2014 Smartwatch by Samsung Electronics

The Samsung Gear 2 and Samsung Gear 2 Neo are smartwatches manufactured, developed and produced by Samsung Electronics. They were announced on February 24, 2014 at the Samsung Unpacked for the Mobile World Congress alongside the Galaxy S5 and the Gear Fit, and released on April 11, 2014. The Gear 2 line is a successor to the Samsung Galaxy Gear.

In comparison to the Galaxy Gear, the most significant change made to the Gear 2 line was the replacement of Android with the Samsung-developed Tizen operating system, promising improved functionality (such as Samsung's S Health software and an integrated music player) and battery life. The design of the device itself was also refreshed with the move of its camera from the watchband to the watch itself (allowing users to replace their own bands), along with the addition of an infrared blaster and optical heart rate sensor.
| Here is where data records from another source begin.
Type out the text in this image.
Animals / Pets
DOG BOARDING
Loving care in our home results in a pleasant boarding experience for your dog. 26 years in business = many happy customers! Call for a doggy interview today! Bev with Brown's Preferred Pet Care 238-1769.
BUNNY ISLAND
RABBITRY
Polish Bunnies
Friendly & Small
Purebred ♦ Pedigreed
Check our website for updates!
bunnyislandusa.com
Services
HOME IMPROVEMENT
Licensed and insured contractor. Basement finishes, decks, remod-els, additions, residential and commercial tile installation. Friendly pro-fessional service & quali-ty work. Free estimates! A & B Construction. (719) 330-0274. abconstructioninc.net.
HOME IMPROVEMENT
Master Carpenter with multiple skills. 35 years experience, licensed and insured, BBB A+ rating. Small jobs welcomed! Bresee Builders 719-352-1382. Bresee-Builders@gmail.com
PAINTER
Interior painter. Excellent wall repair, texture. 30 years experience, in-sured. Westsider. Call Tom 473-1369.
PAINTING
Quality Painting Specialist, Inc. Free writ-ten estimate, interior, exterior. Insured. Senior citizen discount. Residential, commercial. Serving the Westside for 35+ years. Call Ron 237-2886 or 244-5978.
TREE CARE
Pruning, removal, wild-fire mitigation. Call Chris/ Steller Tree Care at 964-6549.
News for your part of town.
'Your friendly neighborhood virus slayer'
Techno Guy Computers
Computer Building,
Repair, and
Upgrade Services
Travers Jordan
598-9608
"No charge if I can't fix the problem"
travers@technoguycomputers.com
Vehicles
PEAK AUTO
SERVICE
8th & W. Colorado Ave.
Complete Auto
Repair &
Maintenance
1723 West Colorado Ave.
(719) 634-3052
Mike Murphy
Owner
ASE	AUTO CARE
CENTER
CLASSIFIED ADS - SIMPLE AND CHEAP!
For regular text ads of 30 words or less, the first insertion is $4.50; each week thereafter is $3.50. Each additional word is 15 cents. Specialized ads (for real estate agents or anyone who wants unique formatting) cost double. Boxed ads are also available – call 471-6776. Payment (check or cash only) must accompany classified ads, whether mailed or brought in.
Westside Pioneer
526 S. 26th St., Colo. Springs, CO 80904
Its successor, the Samsung Gear S, was released on November 7, 2014.
==Specifications==
===Hardware===
The Gear 2 retains a similar hardware design to the original Galaxy Gear, although a Home button has been added below the screen, and the device's 2-megapixel camera was moved from the strap to the top of the watch itself, alongside a newly added infrared blaster. This particular design change allows the strap to be user-replaceable. Two models of the Gear 2 were released, the Gear 2 and Gear 2 Neo; the vanilla model has a steel exterior and includes a camera, while its Neo variant is made from plastic and excludes the camera. They are otherwise identical.

The device's processor was upgraded to a 1.0 GHz dual-core Exynos 3250 system-on-chip. As with the Galaxy Gear, the Gear 2 has a 1.63-inch, 320 pixel-wide square-shaped Super AMOLED touchscreen, 512 MB of RAM, and 4 GB of internal storage. An optical heart rate monitor is located on the bottom of the device. Despite having a smaller, 300 mAh battery, the Gear 2 has increased battery life over its predecessor, with Samsung rating it for 2–3 days of normal use. As with the previous model, the device itself does not contain a charging port and must be placed inside a special Micro USB-equipped charging case.
===Software===
Unlike the original Galaxy Gear, which ran Android, the Gear 2 runs Tizen, a Linux-based operating system co-developed by Samsung and Intel. The Gear 2 uses a similar user interface to the Galaxy Gear, allowing users to synchronize notifications from a host device and display them the Gear's screen when received, use Smart Relay to automatically open the relevant app for the notification on their smartphone or tablet, use S Voice for dictation and voice commands, place and answer phone calls, and locate the host phone or tablet, or vice versa with the "Find My Device" tool. Notable new apps added on the Gear 2 include the fitness app S Health, WatchOn—a remote control app which integrates with its infrared blaster, and an integrated music player which can store songs on the device's internal storage. As with the Galaxy Gear, an updated Gear Manager app is installed on the Galaxy device to coordinate communications, customize the watch and download apps from Samsung Apps. The Gear 2's Gear Manager adds the ability to customize which apps the watch displays notifications from, upload a custom wallpaper, and perform backups.
==Reception==
The Gear 2 and Gear 2 Neo received mixed reviews. TechRadar considered the device to be a "much, much better attempt at making the smartwatch more relevant", with particular praise towards the streamlined design and ability to use custom watch straps, and its improved battery life, but panned the high cost of the device and its "convoluted" user interface.